Michel Houellebecq, La Carte et le Territoire (Cela faisait...)
© Michel Houellebecq et Flammarion

L’œuvre et le territoire

Après avoir décidé de venir finir sa vie à Châtelus-le-Marcheix, il reste enfermé pendant dix ans dans son domaine creusois. Finissant par en sortir, il découvre ébahi que le village a bien changé...

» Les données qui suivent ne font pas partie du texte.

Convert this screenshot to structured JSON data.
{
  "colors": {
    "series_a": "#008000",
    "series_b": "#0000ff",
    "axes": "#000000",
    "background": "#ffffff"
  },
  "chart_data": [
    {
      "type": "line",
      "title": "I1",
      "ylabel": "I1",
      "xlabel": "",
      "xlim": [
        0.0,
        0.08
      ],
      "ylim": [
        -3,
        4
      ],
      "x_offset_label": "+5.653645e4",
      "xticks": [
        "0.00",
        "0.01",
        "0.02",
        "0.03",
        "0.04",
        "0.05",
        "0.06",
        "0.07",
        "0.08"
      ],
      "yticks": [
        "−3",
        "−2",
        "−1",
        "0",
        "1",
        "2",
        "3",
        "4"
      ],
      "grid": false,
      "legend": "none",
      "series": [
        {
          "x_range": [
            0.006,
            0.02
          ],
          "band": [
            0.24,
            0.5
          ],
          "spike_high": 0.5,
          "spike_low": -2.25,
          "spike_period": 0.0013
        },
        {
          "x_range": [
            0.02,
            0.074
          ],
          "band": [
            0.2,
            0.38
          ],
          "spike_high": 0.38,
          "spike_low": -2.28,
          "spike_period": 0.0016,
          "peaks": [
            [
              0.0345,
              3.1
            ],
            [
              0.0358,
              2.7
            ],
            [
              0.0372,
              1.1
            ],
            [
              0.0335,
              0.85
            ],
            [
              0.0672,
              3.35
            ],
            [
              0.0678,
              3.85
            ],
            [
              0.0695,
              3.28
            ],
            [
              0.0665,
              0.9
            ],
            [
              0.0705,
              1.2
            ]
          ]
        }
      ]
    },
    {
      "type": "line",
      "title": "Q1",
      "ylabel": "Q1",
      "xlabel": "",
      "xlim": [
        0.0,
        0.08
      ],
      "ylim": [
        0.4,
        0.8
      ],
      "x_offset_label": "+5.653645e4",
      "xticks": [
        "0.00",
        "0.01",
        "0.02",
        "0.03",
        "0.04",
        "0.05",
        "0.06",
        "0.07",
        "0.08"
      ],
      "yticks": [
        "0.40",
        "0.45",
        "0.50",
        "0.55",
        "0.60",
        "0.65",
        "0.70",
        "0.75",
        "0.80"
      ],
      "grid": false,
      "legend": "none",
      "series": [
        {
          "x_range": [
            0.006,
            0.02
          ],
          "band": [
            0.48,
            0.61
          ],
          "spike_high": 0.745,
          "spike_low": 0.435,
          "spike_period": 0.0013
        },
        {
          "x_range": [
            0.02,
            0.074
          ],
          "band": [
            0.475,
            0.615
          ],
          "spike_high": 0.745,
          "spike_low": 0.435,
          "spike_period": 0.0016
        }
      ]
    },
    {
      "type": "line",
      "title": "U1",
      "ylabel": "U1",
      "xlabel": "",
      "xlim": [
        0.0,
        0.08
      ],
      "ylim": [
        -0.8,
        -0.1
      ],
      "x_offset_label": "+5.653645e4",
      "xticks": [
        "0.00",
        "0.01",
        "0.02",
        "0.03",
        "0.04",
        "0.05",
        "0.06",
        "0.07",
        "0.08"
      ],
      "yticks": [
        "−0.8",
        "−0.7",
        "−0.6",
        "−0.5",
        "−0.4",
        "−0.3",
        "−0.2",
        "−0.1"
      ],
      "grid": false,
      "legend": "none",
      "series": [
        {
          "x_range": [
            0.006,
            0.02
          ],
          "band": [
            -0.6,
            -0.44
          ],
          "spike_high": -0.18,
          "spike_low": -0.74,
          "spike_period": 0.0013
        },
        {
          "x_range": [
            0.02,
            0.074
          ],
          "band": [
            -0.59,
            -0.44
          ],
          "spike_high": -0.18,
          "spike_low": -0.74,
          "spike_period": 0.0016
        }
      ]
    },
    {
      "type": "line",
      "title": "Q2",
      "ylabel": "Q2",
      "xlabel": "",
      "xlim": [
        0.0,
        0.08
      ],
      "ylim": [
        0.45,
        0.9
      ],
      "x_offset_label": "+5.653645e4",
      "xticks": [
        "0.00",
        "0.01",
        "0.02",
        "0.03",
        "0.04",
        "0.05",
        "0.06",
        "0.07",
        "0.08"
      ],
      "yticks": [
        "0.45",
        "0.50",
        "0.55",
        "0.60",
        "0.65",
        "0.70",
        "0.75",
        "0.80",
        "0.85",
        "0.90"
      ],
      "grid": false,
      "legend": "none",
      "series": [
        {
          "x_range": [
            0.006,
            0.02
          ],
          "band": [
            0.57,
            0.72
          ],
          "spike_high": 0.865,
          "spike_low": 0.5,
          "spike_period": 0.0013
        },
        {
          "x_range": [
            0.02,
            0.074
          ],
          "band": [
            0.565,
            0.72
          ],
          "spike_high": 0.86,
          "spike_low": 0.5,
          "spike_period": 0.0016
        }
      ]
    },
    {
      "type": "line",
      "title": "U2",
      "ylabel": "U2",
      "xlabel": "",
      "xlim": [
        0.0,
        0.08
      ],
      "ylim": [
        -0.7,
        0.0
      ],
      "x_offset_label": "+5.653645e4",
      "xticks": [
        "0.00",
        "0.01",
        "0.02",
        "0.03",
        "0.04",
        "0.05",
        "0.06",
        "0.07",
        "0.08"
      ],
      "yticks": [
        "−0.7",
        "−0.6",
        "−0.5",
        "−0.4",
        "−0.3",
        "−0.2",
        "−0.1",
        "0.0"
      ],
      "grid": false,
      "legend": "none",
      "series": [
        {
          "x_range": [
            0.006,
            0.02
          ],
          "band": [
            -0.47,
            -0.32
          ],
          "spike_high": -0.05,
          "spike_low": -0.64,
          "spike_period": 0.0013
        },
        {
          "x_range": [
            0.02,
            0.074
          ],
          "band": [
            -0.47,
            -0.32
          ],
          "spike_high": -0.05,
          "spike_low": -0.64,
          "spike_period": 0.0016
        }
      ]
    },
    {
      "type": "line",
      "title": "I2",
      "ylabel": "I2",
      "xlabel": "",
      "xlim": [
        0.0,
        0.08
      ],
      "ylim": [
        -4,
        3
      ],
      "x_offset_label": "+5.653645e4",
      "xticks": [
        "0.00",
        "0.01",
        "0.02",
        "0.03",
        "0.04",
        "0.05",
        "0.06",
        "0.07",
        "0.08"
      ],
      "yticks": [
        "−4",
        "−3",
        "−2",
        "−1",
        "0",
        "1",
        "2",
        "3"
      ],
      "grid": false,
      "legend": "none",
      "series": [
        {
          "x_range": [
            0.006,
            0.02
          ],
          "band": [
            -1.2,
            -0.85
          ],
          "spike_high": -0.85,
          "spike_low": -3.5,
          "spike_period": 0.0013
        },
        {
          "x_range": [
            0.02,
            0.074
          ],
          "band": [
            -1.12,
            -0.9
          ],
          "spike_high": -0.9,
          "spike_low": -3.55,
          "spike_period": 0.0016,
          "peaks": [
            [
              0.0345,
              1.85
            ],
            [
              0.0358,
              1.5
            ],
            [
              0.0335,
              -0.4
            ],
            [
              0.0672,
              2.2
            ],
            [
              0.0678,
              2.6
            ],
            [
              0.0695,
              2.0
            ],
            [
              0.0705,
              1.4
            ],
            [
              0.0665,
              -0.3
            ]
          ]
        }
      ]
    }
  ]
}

À propos de La Carte et le Territoire

La Carte et le Territoire décrit le parcours biographique et créatif de Jed Martin, un artiste français qui rencontre Michel Houellebecq en Irlande afin de lui demander d’écrire le texte d’un catalogue d’exposition, et qui signe son portrait peint. Michel Houellebecq a donc l’occasion de décrire une version en partie fictionnelle de lui-même, sous un jour parfois peu avenant de misanthrope. Jed Martin, d’après Michel Houellebecq, « consacra sa vie à la reproduction de représentations du monde, dans lesquelles cependant les gens ne devaient nullement vivre ».
On retrouve dans ce roman l’écriture simple et concise de l’auteur, ainsi que sa description réaliste, froide et parfois cynique des rapports homme/femme, des liens père/fils et du milieu de l’art contemporain.